I have become very long-winded, so let me sum up by listing a few more actions of Randall Gross:

-Randy is so unable to be alone he tolerated my mother drinking and doing meth constantly for years. When she got mad at us, she would use him as her hatchet man to come after us… and no matter how wrong she was, he would do it.

-Randall has now cut off his own elderly parents who raised him, along with his brother & sister and nieces and nephews. His father is nearing his deathbed after multiple strokes and his mother is barely able to care for him, but he still won’t talk to them.

-Randy is a Director at a major company making great money, yet refused to help any of his sons with college. As a matter of fact, he was so vindictive to Jordan that he repeatedly contacted the financial aid office and tried to get them to rescind the aid given to Jordan and I. It was only after Jordan and I brought in multiple documents proving Randy didn’t support us as he claimed that we received our university loans.

-Randall Gross a couple years ago got an online MBA from a sketchy internet university: basically one of those deals where you pay for a degree. He tried telling me that he was better than me because he had a 4.0 on his degree, while I only had a measly 3.52 from the University of Washington.

-According to my mom (an unreliable source), he once stood idly by and watched while she got raped on the hood of her car because he was too scared to do anything.

-My grandma told me Josh was offered by his school to participate in their honors program, but because his new wife’s kids didn’t get offered, he said no. Can’t hurt their feelings after all.

-I found out from my younger brothers that after I got kicked out, Randall Gross would denigrate me to them and encourage them to do the same behind my back.

-Anything given to Josh cannot be used by him at Randall’s house. For instance, I gave Josh a dartboard for his birthday and he will not be able to take it home. I also offered to buy Josh a gym membership near his house so he can start working out for football (which Randy won’t allow Josh to play, though he allows his stepson to), but Josh is not allowed to go. Josh is not even supposed to use money he gets from his brothers. Randy Gross tries to isolate Josh as much as possible.

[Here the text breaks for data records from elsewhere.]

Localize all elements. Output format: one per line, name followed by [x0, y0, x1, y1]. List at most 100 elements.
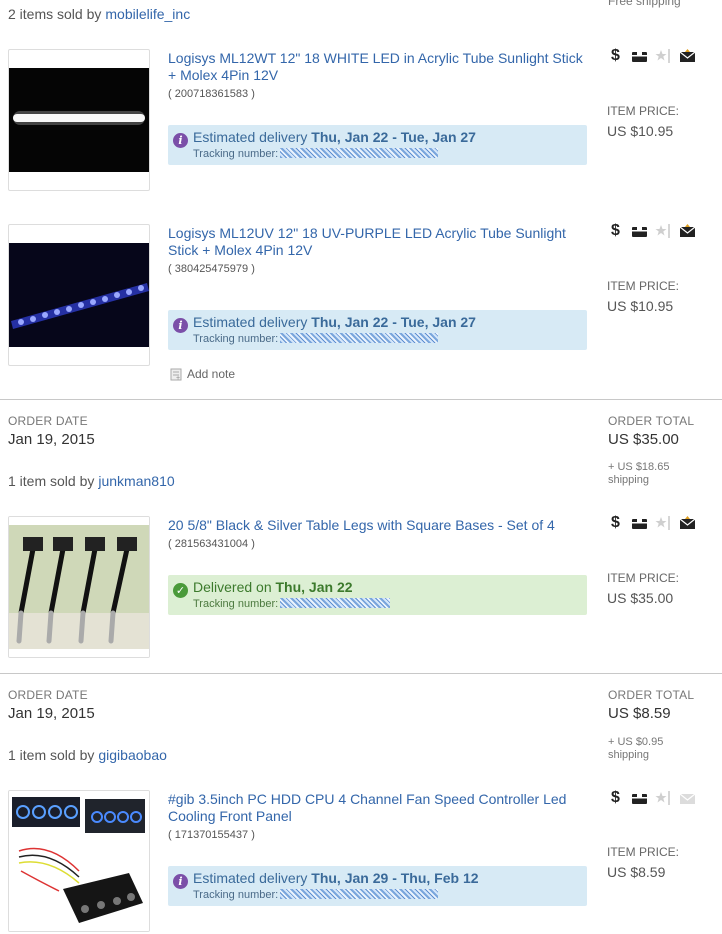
delivery-dates: Thu, Jan 22 - Tue, Jan 27 [311, 129, 476, 145]
tracking-label: Tracking number: [193, 598, 279, 610]
item-price-label: ITEM PRICE: [607, 571, 680, 585]
info-icon: i [173, 318, 188, 333]
sold-by-label: 2 items sold by [8, 6, 102, 22]
info-icon: i [173, 874, 188, 889]
item-title-link[interactable]: #gib 3.5inch PC HDD CPU 4 Channel Fan Sp… [168, 791, 588, 825]
delivery-dates: Thu, Jan 22 - Tue, Jan 27 [311, 314, 476, 330]
dollar-icon[interactable]: $ [607, 789, 624, 806]
tracking-number-redacted[interactable] [280, 333, 439, 343]
uv-purple-led-stick-image [9, 243, 149, 347]
sold-by-label: 1 item sold by [8, 473, 95, 489]
item-price-label: ITEM PRICE: [607, 104, 680, 118]
delivery-label: Delivered on [193, 579, 272, 595]
table-legs-image [9, 517, 149, 657]
tracking-label: Tracking number: [193, 889, 279, 901]
delivery-label: Estimated delivery [193, 129, 308, 145]
seller-link[interactable]: gigibaobao [98, 747, 167, 763]
item-title-link[interactable]: Logisys ML12WT 12" 18 WHITE LED in Acryl… [168, 50, 588, 84]
item-action-icons: $ [607, 222, 696, 239]
fan-controller-image [9, 791, 149, 931]
item-price: US $35.00 [607, 590, 674, 606]
shipping-word: shipping [608, 474, 649, 486]
shipped-box-icon[interactable] [631, 790, 648, 806]
feedback-star-icon[interactable] [655, 515, 672, 531]
order-date: Jan 19, 2015 [8, 431, 95, 448]
item-thumbnail[interactable] [8, 224, 150, 366]
delivery-dates: Thu, Jan 29 - Thu, Feb 12 [311, 870, 479, 886]
sold-by-line: 1 item sold by junkman810 [8, 473, 175, 489]
order-date-label: ORDER DATE [8, 414, 88, 428]
message-envelope-icon[interactable] [679, 223, 696, 239]
check-circle-icon: ✓ [173, 583, 188, 598]
delivery-line: ✓ Delivered on Thu, Jan 22 [173, 579, 353, 598]
sold-by-label: 1 item sold by [8, 747, 95, 763]
tracking-line: Tracking number: [193, 148, 439, 160]
delivery-line: i Estimated delivery Thu, Jan 22 - Tue, J… [173, 129, 476, 148]
item-number: ( 281563431004 ) [168, 538, 255, 550]
item-thumbnail[interactable] [8, 516, 150, 658]
tracking-number-redacted[interactable] [280, 598, 391, 608]
svg-text:+: + [176, 375, 180, 381]
delivery-label: Estimated delivery [193, 870, 308, 886]
seller-link[interactable]: junkman810 [98, 473, 174, 489]
order-total-label: ORDER TOTAL [608, 688, 695, 702]
item-price: US $10.95 [607, 298, 674, 314]
feedback-star-icon[interactable] [655, 48, 672, 64]
item-price: US $8.59 [607, 864, 666, 880]
feedback-star-icon[interactable] [655, 223, 672, 239]
tracking-number-redacted[interactable] [280, 889, 439, 899]
tracking-line: Tracking number: [193, 889, 439, 901]
order-total-label: ORDER TOTAL [608, 414, 695, 428]
order-date: Jan 19, 2015 [8, 705, 95, 722]
shipped-box-icon[interactable] [631, 223, 648, 239]
shipping-note: Free shipping [608, 0, 681, 8]
delivery-status-box: ✓ Delivered on Thu, Jan 22 Tracking numbe… [168, 575, 587, 615]
order-divider [0, 673, 722, 674]
feedback-star-icon[interactable] [655, 790, 672, 806]
info-icon: i [173, 133, 188, 148]
item-number: ( 380425475979 ) [168, 263, 255, 275]
delivery-dates: Thu, Jan 22 [275, 579, 353, 595]
tracking-label: Tracking number: [193, 333, 279, 345]
tracking-number-redacted[interactable] [280, 148, 439, 158]
tracking-label: Tracking number: [193, 148, 279, 160]
shipping-amount: + US $0.95 [608, 736, 664, 748]
seller-link[interactable]: mobilelife_inc [105, 6, 190, 22]
sold-by-line: 1 item sold by gigibaobao [8, 747, 167, 763]
item-title-link[interactable]: Logisys ML12UV 12" 18 UV-PURPLE LED Acry… [168, 225, 588, 259]
shipping-cost: + US $18.65 shipping [608, 461, 669, 487]
item-number: ( 171370155437 ) [168, 829, 255, 841]
item-price-label: ITEM PRICE: [607, 279, 680, 293]
shipped-box-icon[interactable] [631, 48, 648, 64]
delivery-label: Estimated delivery [193, 314, 308, 330]
dollar-icon[interactable]: $ [607, 514, 624, 531]
message-envelope-icon[interactable] [679, 48, 696, 64]
add-note-label: Add note [187, 367, 236, 381]
item-action-icons: $ [607, 514, 696, 531]
item-thumbnail[interactable] [8, 49, 150, 191]
delivery-line: i Estimated delivery Thu, Jan 22 - Tue, J… [173, 314, 476, 333]
shipping-word: shipping [608, 749, 649, 761]
shipping-amount: + US $18.65 [608, 461, 670, 473]
add-note-button[interactable]: + Add note [170, 367, 235, 381]
order-divider [0, 399, 722, 400]
shipped-box-icon[interactable] [631, 515, 648, 531]
message-envelope-icon[interactable] [679, 790, 696, 806]
shipping-cost: + US $0.95 shipping [608, 736, 663, 762]
item-action-icons: $ [607, 789, 696, 806]
tracking-line: Tracking number: [193, 598, 391, 610]
order-total: US $8.59 [608, 705, 671, 722]
delivery-status-box: i Estimated delivery Thu, Jan 29 - Thu, F… [168, 866, 587, 906]
dollar-icon[interactable]: $ [607, 47, 624, 64]
item-action-icons: $ [607, 47, 696, 64]
delivery-line: i Estimated delivery Thu, Jan 29 - Thu, F… [173, 870, 479, 889]
dollar-icon[interactable]: $ [607, 222, 624, 239]
item-title-link[interactable]: 20 5/8" Black & Silver Table Legs with S… [168, 517, 588, 534]
delivery-status-box: i Estimated delivery Thu, Jan 22 - Tue, J… [168, 125, 587, 165]
order-date-label: ORDER DATE [8, 688, 88, 702]
message-envelope-icon[interactable] [679, 515, 696, 531]
delivery-status-box: i Estimated delivery Thu, Jan 22 - Tue, J… [168, 310, 587, 350]
item-thumbnail[interactable] [8, 790, 150, 932]
item-number: ( 200718361583 ) [168, 88, 255, 100]
note-icon: + [170, 368, 182, 381]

-Randall Gross was a pastor for many years and claims to be a spiritual leader. His actions speak much louder than his public words though; he is on his third marriage, his family life is in ruins and he is the most selfish person I have ever met. On Sunday’s he goes to church and puts on his I-Love-Jesus face and sings and cries and dances, then walks out and violates almost every principle of the Christian faith. I think he believes the fruits of the Spirit are “cruelty”, “negligence”, “selfishness”, “petty hatred”, “prevarication” and “bitterness”.

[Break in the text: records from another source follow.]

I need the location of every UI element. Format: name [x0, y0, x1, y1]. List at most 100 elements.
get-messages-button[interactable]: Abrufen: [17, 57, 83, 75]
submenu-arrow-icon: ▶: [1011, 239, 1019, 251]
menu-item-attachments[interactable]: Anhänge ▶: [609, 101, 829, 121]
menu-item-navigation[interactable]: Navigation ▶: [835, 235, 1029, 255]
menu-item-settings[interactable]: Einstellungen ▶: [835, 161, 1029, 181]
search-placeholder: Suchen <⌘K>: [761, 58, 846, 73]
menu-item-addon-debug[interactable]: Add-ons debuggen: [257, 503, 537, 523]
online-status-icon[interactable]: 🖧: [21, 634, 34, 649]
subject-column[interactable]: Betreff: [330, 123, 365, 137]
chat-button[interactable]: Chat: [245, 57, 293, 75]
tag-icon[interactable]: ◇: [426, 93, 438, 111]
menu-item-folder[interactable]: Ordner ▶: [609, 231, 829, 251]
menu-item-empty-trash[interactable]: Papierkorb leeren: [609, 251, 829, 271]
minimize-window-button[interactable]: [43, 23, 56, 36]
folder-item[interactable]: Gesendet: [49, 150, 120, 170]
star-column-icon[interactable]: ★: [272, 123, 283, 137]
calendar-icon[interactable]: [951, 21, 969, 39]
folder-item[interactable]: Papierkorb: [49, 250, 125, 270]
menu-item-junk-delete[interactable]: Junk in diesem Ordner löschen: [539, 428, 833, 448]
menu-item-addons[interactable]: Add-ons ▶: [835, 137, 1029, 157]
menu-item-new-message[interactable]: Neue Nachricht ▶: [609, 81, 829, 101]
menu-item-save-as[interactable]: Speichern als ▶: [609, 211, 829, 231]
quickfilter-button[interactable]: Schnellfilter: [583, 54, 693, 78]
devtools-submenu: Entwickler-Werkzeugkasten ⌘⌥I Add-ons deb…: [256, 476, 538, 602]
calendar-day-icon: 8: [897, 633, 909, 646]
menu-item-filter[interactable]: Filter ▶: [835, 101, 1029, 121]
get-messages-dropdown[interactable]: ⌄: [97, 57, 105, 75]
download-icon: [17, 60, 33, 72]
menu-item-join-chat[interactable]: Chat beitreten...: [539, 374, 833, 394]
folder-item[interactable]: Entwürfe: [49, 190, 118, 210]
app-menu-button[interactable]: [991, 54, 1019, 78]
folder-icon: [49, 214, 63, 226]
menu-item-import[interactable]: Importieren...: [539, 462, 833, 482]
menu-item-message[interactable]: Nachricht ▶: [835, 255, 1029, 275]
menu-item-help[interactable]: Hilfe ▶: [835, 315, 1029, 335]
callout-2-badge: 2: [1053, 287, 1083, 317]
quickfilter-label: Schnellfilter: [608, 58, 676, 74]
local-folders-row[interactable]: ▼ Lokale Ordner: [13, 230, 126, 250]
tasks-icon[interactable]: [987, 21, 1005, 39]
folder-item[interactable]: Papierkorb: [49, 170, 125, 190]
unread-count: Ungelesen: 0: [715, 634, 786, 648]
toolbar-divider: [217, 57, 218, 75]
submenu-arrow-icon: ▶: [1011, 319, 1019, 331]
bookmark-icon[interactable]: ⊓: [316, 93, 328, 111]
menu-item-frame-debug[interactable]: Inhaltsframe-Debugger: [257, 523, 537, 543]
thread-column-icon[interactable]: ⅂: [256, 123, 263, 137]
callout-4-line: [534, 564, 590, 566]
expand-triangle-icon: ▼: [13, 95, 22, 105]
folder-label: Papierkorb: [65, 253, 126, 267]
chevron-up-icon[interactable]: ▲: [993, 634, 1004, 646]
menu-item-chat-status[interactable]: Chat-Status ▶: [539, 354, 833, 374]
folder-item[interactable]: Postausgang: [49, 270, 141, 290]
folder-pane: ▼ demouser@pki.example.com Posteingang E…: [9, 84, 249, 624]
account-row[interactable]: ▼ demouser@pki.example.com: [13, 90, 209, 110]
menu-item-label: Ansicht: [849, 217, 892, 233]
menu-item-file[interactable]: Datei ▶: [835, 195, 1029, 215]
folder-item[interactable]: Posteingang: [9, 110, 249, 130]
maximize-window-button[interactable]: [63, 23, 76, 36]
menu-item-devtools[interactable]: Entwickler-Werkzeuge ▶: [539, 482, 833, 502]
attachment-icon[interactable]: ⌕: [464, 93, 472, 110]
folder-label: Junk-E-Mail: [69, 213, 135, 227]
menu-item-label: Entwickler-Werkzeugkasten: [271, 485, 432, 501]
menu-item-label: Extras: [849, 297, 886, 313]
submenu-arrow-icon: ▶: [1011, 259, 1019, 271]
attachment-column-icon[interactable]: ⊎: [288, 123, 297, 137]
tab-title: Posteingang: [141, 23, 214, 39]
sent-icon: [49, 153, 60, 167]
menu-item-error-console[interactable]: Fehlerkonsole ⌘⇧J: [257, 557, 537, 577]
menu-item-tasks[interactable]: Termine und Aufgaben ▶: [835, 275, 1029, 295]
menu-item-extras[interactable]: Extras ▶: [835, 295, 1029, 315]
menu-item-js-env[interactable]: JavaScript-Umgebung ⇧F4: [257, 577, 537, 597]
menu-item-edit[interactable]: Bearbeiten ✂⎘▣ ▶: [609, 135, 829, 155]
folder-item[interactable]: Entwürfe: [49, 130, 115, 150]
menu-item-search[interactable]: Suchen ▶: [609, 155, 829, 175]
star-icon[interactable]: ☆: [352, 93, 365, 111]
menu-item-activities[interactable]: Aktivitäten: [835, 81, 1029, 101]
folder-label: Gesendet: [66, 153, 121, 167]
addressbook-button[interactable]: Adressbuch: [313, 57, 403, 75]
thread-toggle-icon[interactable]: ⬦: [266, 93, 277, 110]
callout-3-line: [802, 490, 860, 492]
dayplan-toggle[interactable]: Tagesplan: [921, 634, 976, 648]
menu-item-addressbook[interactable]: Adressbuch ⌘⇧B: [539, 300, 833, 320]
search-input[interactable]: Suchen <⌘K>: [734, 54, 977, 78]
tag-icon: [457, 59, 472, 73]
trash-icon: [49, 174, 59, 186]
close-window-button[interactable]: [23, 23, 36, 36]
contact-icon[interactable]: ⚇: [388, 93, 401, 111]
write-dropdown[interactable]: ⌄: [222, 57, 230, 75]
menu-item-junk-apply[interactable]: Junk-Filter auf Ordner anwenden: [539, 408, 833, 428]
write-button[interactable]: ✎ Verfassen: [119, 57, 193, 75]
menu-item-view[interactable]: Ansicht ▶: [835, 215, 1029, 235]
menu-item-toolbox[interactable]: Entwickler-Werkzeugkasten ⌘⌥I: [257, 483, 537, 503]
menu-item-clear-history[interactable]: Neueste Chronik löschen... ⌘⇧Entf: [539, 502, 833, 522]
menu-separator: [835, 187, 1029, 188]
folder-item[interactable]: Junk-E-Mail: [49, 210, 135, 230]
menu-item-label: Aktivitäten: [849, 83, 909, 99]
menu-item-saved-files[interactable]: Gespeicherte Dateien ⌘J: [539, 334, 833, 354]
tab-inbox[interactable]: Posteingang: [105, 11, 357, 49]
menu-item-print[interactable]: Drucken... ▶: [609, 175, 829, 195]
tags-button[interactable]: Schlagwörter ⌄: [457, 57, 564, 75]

In conclusion, I recommend that anyone who is friends or coworkers of Randall Gross carefully review your relationship with him. He is a snake in the grass who will attack you when least expect it and will not hesitate to use you if he thinks it will help him advance. If you are his employer I would carefully inspect his work record; he is very good at BSing, but I wouldn’t be surprised if you found that is all he has truly contributed to MultiCare. A man who can’t take care of the culture of his own family surely cannot be expected to shoulder the responsibility of caring for the culture of a large corporation. Is he a leader at your church? Are you sure you want to take spiritual advice from a man who’s heart is as black night? No one who is close to him and knows him respects him; they either manipulate him (his current wife) or avoid him (the rest of his family). Randall Gross is not a man to be associated with lightly.